【Usaco2016 FEB】Fenced In 题解

题目

Farmer John has realized that many of his cows are strangely agoraphobic (being fearful of large open spaces). To try and make them less afraid of grazing, he partitions his large field into a number of smaller regions by building vertical (north-south) and horizontal (east-west) fences.

The large field is a rectangle with corner points at (0,0) and (A,B). FJ builds n vertical fences (0≤n≤25,000) at distinct locations a1…an (0<ai<A); each fence runs from (ai,0) to (ai,B). He also builds m horizontal fences (0≤m≤25,000) at locations b1…bm (0<bi<B); each such fence runs from (0,bi) to (A,bi). Each vertical fence crosses through each horizontal fence, subdividing the large field into a total of (n+1)(m+1) regions.

Unfortunately, FJ completely forgot to build gates into his fences, making it impossible for cows to leave their enclosing region and travel around the entire field! He wants to remedy this situation by removing pieces of some of his fences to allow cows to travel between adjacent regions.
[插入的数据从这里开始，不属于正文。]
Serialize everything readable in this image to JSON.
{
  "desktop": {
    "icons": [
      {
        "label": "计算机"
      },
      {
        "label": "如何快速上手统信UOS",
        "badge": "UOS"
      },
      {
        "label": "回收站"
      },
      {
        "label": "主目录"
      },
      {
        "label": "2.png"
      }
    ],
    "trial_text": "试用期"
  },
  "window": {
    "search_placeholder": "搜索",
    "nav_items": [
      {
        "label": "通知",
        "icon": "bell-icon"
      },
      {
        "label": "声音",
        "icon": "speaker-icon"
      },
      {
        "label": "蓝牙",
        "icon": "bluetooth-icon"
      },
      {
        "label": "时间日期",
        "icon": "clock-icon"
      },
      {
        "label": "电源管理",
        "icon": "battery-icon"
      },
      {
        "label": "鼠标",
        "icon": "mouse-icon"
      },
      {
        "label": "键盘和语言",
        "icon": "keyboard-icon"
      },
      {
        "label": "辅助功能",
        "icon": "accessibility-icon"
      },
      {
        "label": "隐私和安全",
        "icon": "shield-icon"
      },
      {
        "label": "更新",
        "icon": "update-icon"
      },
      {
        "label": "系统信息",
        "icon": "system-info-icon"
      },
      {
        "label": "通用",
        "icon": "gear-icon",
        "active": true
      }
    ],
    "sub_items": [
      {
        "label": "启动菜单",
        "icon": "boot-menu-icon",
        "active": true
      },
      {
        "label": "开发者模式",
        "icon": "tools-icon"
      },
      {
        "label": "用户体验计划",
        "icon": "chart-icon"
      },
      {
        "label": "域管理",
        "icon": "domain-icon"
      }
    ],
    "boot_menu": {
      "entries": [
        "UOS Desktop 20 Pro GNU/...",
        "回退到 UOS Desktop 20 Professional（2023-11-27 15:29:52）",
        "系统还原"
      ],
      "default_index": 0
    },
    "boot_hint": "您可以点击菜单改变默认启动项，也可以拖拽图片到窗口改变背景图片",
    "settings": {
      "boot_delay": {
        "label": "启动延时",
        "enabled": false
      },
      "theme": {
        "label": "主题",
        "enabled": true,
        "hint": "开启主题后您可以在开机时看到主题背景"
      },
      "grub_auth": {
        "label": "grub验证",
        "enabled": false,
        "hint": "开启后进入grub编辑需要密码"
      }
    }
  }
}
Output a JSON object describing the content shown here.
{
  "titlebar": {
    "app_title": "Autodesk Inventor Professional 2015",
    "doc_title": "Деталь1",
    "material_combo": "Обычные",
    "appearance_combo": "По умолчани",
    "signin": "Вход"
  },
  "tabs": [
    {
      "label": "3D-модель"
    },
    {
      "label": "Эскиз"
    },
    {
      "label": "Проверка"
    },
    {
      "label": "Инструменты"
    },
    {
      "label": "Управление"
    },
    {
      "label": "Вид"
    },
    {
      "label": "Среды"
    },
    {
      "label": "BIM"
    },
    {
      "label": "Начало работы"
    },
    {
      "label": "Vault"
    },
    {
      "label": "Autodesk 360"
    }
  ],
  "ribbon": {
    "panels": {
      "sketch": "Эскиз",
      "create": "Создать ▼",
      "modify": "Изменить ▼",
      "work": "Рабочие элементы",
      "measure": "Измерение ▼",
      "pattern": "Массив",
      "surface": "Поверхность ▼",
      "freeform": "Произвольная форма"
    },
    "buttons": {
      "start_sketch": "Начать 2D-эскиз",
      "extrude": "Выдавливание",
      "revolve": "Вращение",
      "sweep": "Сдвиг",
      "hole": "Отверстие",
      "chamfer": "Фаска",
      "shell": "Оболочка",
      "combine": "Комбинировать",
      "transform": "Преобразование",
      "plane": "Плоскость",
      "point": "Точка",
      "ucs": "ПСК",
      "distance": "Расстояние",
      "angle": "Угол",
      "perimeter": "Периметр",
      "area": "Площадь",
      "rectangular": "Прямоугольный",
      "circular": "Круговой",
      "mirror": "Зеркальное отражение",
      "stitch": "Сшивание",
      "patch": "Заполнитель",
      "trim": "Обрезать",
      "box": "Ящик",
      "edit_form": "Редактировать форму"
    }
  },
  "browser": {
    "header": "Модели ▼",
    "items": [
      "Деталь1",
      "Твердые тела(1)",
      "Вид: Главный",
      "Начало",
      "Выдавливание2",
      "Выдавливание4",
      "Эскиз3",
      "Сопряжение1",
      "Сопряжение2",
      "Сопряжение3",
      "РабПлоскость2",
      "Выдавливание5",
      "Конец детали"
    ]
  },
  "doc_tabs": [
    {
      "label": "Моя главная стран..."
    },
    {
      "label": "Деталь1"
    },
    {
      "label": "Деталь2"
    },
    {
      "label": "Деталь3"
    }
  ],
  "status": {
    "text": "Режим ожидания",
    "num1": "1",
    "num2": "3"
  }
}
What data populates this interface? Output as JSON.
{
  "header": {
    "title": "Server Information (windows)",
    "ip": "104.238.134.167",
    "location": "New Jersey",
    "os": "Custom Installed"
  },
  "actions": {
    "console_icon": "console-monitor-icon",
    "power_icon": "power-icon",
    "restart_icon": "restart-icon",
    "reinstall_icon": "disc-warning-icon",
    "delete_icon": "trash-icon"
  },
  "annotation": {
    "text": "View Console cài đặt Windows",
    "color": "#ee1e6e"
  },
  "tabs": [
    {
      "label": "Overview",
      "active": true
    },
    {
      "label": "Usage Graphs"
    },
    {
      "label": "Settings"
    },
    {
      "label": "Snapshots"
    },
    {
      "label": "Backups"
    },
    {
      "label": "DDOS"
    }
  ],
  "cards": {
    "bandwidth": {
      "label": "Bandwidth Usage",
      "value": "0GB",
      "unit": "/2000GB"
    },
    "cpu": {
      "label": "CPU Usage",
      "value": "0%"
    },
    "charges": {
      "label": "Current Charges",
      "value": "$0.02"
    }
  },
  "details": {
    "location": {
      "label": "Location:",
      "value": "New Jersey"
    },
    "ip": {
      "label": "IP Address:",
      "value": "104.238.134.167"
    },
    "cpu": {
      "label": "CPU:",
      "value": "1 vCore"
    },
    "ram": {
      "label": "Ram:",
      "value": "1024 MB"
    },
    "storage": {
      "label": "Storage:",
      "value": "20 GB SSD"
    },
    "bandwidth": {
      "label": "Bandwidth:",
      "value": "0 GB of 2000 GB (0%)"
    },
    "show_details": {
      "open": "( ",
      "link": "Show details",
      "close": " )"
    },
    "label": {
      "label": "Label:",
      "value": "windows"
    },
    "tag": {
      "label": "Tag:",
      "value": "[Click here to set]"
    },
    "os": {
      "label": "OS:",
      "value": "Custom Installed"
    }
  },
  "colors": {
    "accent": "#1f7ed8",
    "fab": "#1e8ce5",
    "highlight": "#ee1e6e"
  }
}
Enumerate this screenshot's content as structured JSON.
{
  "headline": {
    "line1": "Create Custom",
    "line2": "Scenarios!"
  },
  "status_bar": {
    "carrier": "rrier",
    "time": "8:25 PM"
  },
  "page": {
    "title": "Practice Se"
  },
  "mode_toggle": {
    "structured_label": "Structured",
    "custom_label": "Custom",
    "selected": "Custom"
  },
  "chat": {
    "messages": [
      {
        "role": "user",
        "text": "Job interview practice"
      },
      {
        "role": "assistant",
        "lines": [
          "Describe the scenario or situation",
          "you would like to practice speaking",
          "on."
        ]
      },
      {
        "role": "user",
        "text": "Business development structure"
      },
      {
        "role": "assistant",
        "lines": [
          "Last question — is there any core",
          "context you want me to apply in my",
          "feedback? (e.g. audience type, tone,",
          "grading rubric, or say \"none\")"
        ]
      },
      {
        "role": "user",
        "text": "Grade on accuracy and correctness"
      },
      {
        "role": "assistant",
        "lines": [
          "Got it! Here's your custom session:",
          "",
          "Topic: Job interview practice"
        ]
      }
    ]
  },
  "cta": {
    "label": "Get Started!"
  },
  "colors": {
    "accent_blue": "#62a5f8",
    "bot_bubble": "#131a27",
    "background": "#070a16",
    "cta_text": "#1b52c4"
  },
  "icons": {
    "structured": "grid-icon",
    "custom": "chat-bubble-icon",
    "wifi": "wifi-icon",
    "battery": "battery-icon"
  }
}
He wants to select certain pairs of adjacent regions and remove the entire length of fence separating them; afterwards, he wants cows to be able to wander through these openings so they can travel anywhere in his larger field.

For example, FJ might take a fence pattern looking like this:

+---+--+
|   |  |
+---+--+
|   |  |  
|   |  |
+---+--+

and open it up like so:

+---+--+
|      |  
+---+ + 
|      |  
|      |
+---+--+

Please help FJ determine the minimum total length of fencing he must remove to accomplish his goal.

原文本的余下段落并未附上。